Die chinesische Dichtkunst verfügt über eine 3000 Jahre alte Lyriktradition. Wie keine andere hat sie in den letzten Jahren Einflüsse aus anderen Sprachen aufgenommen und sich dabei ebenso rasant verändert wie ihr Land. Das 16. Poesiefestival in Berlin fragte nach dem kreativen Potential der zeitgenössischen chinesischen Lyrik, die über ein breites Arsenal subversiven Sprachgebrauchs, mal subtil, mal konfrontativ, mal satirisch, verfügt. LyrikerInnen aus dem Exil und aus China zeigten, wie daraus Gedichte von erstaunlicher Schlagkraft entstehen. Vier Beispiele finden Sie in diesem Heft, dazu im Vergleich auch die Texte von zwei deutschen DichterInnen…
Das verlorene Paradies Paul Gauguins
„Ich bin ein Wilder, und die Zivilisierten spüren das“, schrieb Paul Gauguin (1848-1903) über sich und über die Kunst: „… nicht das System macht das Genie. Bei aller Beachtung der bisherigen Anstrengungen und Bemühungen, sogar auch der wissenschaftlichen, war es also nötig, an eine vollkommene Befreiung zu denken…“. Er entflieht der europäischen Zivilisation in ferne Länder, um das Ursprüngliche in der Kunst, die er sucht und findet, mit dem Ursprünglichen des Lebens zu verbinden. Eine hochkarätige Schau in Basel zeigt sowohl Gauguins vielseitige Selbstporträts, als auch die visionären und spirituellen Bilder aus seiner Zeit in der Bretagne. Im Vordergrund stehen vor allem seine weltberühmten, auf Tahiti entstandenen Gemälde. In ihnen feiert der Künstler seine Idealvorstellung von einer unversehrten exotischen Welt und verbindet darin Natur und Kultur, Mystik und Erotik, Traum und Wirklichkeit. Kein Künstler hat auf der Suche nach sich selbst und einer neuen Kunst einen weiteren und abenteuerlicheren Weg auf sich genommen als Paul Gauguin….

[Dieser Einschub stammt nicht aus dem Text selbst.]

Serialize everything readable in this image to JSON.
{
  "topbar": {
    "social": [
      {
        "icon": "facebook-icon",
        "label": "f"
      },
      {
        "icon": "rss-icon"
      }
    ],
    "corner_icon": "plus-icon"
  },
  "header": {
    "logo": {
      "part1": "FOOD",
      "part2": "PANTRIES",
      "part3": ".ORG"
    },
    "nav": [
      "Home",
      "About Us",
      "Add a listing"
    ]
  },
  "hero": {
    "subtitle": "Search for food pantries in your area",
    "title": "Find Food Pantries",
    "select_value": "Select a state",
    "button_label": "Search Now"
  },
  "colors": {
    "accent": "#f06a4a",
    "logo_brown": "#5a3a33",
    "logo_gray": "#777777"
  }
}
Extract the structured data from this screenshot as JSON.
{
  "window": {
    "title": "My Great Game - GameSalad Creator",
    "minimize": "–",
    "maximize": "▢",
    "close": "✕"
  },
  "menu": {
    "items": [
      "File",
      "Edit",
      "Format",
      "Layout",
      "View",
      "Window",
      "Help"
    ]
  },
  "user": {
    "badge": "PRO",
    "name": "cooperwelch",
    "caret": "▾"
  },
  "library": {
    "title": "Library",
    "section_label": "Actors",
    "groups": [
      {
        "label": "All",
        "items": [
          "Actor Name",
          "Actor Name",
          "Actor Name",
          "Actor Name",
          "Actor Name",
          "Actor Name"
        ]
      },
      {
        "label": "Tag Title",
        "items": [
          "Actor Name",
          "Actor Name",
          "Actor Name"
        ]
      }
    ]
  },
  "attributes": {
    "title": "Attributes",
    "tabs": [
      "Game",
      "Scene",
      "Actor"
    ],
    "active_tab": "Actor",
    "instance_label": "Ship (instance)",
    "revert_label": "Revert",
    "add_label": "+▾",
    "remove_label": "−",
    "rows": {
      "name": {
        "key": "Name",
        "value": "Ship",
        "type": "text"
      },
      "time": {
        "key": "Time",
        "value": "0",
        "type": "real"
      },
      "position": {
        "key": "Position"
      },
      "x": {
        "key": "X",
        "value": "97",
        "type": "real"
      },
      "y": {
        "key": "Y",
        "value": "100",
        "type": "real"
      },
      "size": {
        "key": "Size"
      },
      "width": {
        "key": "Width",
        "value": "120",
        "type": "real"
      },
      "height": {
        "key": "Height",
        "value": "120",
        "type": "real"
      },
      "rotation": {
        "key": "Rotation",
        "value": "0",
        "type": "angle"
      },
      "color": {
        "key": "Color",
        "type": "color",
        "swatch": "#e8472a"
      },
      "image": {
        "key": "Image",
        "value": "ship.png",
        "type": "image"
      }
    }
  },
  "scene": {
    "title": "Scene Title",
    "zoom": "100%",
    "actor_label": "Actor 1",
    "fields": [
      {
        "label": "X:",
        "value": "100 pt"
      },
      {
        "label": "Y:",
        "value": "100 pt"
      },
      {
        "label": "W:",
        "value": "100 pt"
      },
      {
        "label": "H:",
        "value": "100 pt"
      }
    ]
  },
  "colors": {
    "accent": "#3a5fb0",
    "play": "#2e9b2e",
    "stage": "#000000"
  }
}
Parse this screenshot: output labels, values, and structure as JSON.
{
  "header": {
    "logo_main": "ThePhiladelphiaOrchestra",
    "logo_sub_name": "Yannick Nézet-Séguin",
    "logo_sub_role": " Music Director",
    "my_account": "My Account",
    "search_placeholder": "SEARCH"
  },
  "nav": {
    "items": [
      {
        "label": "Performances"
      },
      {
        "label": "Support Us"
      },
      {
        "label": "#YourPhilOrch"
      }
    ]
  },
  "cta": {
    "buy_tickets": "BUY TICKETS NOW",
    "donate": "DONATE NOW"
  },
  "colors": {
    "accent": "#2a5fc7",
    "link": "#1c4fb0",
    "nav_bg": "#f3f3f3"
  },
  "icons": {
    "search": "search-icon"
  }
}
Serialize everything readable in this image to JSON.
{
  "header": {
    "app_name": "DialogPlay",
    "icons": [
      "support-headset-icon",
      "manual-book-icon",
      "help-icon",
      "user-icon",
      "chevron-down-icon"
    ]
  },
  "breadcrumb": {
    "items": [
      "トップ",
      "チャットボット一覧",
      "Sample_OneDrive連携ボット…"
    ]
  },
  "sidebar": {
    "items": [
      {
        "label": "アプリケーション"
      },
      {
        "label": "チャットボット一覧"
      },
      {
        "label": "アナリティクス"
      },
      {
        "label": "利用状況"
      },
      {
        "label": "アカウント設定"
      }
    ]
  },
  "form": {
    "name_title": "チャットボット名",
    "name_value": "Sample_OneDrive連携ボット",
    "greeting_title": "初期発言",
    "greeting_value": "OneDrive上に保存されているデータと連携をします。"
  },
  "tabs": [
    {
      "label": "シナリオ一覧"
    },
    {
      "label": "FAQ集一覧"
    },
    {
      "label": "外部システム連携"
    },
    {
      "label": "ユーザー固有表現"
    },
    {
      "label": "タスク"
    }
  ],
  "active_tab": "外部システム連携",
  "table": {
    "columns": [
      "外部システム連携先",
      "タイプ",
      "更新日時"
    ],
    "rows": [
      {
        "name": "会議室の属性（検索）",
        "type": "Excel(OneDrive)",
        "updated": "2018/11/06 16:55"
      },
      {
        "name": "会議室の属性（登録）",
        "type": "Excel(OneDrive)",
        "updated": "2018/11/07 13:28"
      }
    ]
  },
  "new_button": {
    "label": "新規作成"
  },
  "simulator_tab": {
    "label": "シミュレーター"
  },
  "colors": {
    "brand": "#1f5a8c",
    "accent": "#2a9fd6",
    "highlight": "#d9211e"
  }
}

Die Epigonen eines Jahrhundertgenies
Picasso verkörpert wie kein anderer Künstler die Kunst des 20. Jahrhunderts. Er wurde bewundert, aber auch gehasst. Man feierte, studierte und kopierte ihn. Das Spiel mit dem Vorbild, mit den großen Vorläufern der eigenen Gattung hat diesen selbst bis zuletzt umgetrieben. Seine originäre Art spinnt eine Hamburger Ausstellung bis heute weiter: Alle seine großen Themen und Schaffensphasen spiegeln sich in den Werken der Künstler, die sich mit dem vielgestaltigen Œuvre des berühmten Spaniers, aber auch mit seiner Person selbst auf über 3000 Quadratmeter Ausstellungsfläche auseinandersetzen. Künstler wie Martin Kippenberger oder David Hockney, Hanne Darboven, John Stezaker oder Cindy Sherman verfolgen grundlegend unterschiedliche künstlerische Ansätze und reagieren doch alle gleich intensiv auf Picassos epochales Werk. Besonders aktuell und imposant erscheinen allein sechs monumentale Guernica-Interpretationen, die den Kern der Schau bilden. Vom irakischen Künstler Dia Al-Azzawi, der 1982 das Massaker an Palästinensern in libanesischen Flüchtlingslagern verarbeitet über Leon Golup, der sich auf die Gräuel des Vietnamkriegs bezieht, bis zu Thomas Zipps außergewöhnlicher Interpretation, welche die Guernica-Version in ein Sinnbild der gesellschaftlichen Gleichgültigkeit verwandelt….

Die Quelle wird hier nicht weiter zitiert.